In vitro fertilization (IVF) is a procedure first developed in 1978 in which a woman’s ovaries are stimulated with fertility drugs to produce multiple mature eggs, which are then removed from her body and are fertilized in the laboratory with her partner’s (or donor) sperm. The resulting embryos are cultured for three or five days and the best two or three are then transferred back into her uterus.

The first successful use of in vitro fertilization in reproduction came on July 25, 1978 when Louise Joy Brown, the world’s first “test tube” baby, was born in Great Britain. The technology has come a long way since then. Today, IVF is a fairly common procedure with a high rate of success, having progressed beyond the wildest dreams of those who worked on the concept back in the 1970’s. In vitro is so effective today that it is considered one of the primary options to treat infertility.

It’s been over thirty years since that significant date in medical history, and the science of in vitro has evolved quite a bit. Geoffrey Sher, founder of the Sher Institute, has been an innovative force in the fertility field since the early 1980’s. Invitro fertilization clinics have sprung up around the country, with Sher Institute fertility clinics now open in Central Illinois, Dallas, Pennsylvania, Las Vegas, St. Louis, New Jersey, and New York.

In the 1980’s, Geoffrey Sher was instrumental in several of the advancements made with in vitro techniques and procedures. He was the first to recommend the use of gonadotropins to stimulate follicular development and helped pioneer the IUI method of using washed sperm to treat infertility. Those and other early discoveries in the field helped keep in vitro fertilization research going throughout the decade until finally, in the 1990’s, it was recognized as a viable alternative for treating infertility in women.

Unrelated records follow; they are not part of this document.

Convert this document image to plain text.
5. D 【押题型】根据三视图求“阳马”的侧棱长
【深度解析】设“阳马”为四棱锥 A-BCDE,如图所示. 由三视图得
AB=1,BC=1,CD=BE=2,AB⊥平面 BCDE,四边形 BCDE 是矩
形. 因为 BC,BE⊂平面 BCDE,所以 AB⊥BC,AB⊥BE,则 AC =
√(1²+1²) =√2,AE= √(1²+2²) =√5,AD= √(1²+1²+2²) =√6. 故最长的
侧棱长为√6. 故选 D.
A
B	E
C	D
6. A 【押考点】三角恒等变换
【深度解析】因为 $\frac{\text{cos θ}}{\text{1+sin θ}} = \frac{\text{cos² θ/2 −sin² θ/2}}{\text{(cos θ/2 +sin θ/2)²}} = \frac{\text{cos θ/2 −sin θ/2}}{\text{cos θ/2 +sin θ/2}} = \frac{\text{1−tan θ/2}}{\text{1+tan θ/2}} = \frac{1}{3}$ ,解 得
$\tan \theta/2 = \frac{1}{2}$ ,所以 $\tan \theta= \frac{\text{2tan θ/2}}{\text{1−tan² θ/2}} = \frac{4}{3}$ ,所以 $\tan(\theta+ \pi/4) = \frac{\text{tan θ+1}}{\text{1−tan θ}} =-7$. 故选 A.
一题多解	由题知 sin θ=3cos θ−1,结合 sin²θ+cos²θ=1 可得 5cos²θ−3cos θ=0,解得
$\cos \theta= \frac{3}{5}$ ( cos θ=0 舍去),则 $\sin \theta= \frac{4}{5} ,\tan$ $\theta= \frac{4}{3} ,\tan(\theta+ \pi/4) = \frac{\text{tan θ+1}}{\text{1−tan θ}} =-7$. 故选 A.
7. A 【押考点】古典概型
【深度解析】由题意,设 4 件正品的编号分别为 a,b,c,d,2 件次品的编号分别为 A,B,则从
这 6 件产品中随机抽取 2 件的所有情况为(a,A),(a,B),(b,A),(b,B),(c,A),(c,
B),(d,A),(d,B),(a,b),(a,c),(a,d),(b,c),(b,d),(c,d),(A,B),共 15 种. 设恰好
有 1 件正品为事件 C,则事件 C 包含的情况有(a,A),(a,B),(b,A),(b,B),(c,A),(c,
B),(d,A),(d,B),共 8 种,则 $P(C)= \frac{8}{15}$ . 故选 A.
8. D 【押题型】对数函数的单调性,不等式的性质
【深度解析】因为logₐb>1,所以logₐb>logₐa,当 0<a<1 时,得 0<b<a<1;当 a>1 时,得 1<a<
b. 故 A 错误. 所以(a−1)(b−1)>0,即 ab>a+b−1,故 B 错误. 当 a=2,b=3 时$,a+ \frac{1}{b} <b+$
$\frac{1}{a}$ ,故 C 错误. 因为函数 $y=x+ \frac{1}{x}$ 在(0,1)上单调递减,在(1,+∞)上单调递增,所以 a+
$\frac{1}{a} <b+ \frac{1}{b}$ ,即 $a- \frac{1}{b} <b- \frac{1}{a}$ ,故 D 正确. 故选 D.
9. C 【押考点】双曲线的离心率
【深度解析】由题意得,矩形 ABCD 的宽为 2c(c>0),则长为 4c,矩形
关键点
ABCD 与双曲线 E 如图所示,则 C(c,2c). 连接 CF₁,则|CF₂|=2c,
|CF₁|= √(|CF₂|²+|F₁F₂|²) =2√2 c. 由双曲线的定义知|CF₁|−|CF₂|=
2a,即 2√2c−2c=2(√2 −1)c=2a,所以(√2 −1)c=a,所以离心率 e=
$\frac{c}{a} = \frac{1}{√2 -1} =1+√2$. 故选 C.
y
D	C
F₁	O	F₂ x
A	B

In this century, the Sher Institute has continued with their tradition of excellence and Geoffrey Sher has a number of other “firsts” in the field of in vitro fertilization. Among them are new protocols for ovarian stimulation and further development of a technique he developed in 1997, the use of Viagra to thicken the lining of the uterus in IVF patients. These breakthroughs have helped hundreds of women today conceive in situations where they would otherwise be infertile. We’ve definitely come a long way since 1978 and so has Louise Joy Brown. She conceived a son named Cameron in 2006. That birth was completely natural and didn’t require IVF.